Catano, Christopher et al. (2021), Soil resources mediate the strength of species but not trait convergence across grassland restorations, Dryad, Dataset, https://doi.org/10.5061/dryad.5x69p8d32

Abstract

Ecological restoration is notoriously unpredictable because similar actions can result in different outcomes. Outcomes can also differ for species and functional components of communities depending on how restoration actions and abiotic conditions alter community assembly trajectories. Quantifying variation in community trajectories across restorations for both species and traits is rare, but can help to resolve underlying assembly processes and refine strategies to maximize restoration success. We quantified the importance of soil resources, seed mix richness, and prescribed fire for variation in plant species and functional trait trajectories over six years across 20 restored tallgrass prairies in the midwestern United States. We predicted stronger convergence for traits than species, with species and trait compositions converging more across restorations on resource-poor soils and with frequent fires due to stronger abiotic filtering. In contrast, we predicted species and trait compositions would converge more slowly or diverge across restorations with resource-rich soils, with less frequent fires, and seeded with more species due to weaker filtering and more stochasticity. Communities generally converged over time; however, the rate of convergence was determined by soil resources, not restoration actions. Restorations converged more across resource-rich sites. In contrast to patterns of species convergence, variation in trait composition remained stable over time regardless of soil resources or restoration actions. The unexpected pattern of species, but not trait, convergence during community assembly appears to result from increasing dominance of a native C4 bunchgrass, Andropogon gerardii, that coincides with proportional declines of other C4 grasses that share similar traits. Synthesis and applications: restoration outcomes may be more predictable than typically considered. Trait compositions were stable and variation in species compositions decreased over time owing to site conditions, where resource-rich soils produced more consistent outcomes. Our study shows monitoring multiple facets of biodiversity across restorations can reveal why outcomes vary and inform broad-scale restoration planning. 

Methods

The datasets were collected in 20 restored tallgrass prairies in southwestern Michigan, USA. The raw data and code provided were used to derive the analysis dataset (also included) to produce all results and figures reported in the main paper referenced above. 

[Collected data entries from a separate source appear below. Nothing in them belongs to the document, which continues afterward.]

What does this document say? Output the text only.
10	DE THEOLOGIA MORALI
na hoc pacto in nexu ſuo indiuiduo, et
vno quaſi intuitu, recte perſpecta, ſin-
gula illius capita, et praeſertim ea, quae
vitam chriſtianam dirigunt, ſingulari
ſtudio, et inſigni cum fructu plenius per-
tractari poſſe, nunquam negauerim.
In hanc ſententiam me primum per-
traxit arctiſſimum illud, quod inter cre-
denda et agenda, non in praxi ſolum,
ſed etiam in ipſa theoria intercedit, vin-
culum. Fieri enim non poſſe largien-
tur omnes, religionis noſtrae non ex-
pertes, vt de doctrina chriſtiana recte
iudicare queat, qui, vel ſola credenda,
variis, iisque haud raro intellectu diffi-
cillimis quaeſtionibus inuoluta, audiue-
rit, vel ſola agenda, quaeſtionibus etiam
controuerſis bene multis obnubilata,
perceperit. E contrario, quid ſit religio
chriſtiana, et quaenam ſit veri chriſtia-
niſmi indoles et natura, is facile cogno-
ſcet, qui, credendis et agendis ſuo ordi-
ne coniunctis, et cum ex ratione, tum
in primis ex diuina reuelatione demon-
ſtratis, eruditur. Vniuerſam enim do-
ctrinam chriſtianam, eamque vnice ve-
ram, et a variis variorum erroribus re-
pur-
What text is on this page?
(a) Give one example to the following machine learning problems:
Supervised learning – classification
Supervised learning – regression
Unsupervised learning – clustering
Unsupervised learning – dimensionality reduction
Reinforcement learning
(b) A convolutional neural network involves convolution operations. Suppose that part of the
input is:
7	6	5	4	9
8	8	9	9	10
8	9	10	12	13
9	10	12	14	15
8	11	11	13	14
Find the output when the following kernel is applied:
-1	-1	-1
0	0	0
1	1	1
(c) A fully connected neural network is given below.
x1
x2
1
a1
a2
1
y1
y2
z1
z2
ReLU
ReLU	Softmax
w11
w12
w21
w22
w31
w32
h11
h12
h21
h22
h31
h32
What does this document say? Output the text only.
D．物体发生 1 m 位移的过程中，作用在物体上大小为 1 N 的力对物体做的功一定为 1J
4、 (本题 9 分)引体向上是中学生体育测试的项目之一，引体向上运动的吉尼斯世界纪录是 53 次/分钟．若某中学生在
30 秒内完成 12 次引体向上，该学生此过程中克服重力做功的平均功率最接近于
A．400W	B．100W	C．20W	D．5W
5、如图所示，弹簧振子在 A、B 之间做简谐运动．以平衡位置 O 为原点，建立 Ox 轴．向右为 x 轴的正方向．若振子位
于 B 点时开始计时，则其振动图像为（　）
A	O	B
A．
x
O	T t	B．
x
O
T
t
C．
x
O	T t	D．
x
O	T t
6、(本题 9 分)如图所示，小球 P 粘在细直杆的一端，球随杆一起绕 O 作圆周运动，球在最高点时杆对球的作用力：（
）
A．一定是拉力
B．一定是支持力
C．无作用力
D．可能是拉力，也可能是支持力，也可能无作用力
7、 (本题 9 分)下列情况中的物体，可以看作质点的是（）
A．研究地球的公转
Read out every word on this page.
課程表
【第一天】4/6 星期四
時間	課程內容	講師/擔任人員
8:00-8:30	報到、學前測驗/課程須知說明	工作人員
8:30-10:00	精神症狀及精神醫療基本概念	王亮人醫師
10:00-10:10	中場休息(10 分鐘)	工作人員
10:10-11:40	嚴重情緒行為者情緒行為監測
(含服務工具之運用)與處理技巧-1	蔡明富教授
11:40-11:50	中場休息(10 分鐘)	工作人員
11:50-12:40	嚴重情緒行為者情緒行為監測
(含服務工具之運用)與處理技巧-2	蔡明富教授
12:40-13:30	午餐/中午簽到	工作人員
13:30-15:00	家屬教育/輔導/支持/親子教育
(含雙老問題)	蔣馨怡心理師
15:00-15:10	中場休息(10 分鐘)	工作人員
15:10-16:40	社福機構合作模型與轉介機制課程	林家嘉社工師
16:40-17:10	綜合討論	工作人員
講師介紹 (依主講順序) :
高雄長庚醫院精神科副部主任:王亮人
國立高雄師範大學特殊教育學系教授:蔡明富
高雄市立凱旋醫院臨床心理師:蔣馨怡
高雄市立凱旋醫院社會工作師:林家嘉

species_plot_data.csv: This data file includes herbaceous plant community composition data sampled in 2011, 2013, and 2016 for each of 20 restored tallgrass prairies in Southwestern Michigan. Values denote the percent cover of each plant in 10 1-m2 plots spaced evennely along 45-m transects randomly oriented in the center of each site. Species percent cover in a given plot can sum to more than 1 if individuals are overlapping, or sum to less than 1 when bareground is present. 

site_predictors.csv: This data file includes all the site identifiers and predictor variables (soil types, prescribed fire frequency, seed mix richness) used in the analyses. 

DATA_model_metrics: This data file includes the final species and trait dissimilarities, along with all relevant predictor variables, used to model changes in variation in community composition across restorations. Species and trait dissimilarity values are the distance from the centroids of all sites in principal coordinate space. These values are calculated from the raw composition data using the accompanying R scripts. 

Usage Notes

See README_catano_datasets.txt for metadata and usage notes

The readme file contains descriptions for each dataset and variables. It also details script used to produced the derived data used in analyses. Full details of analyses and methods are described in the associated manuscript referenced above.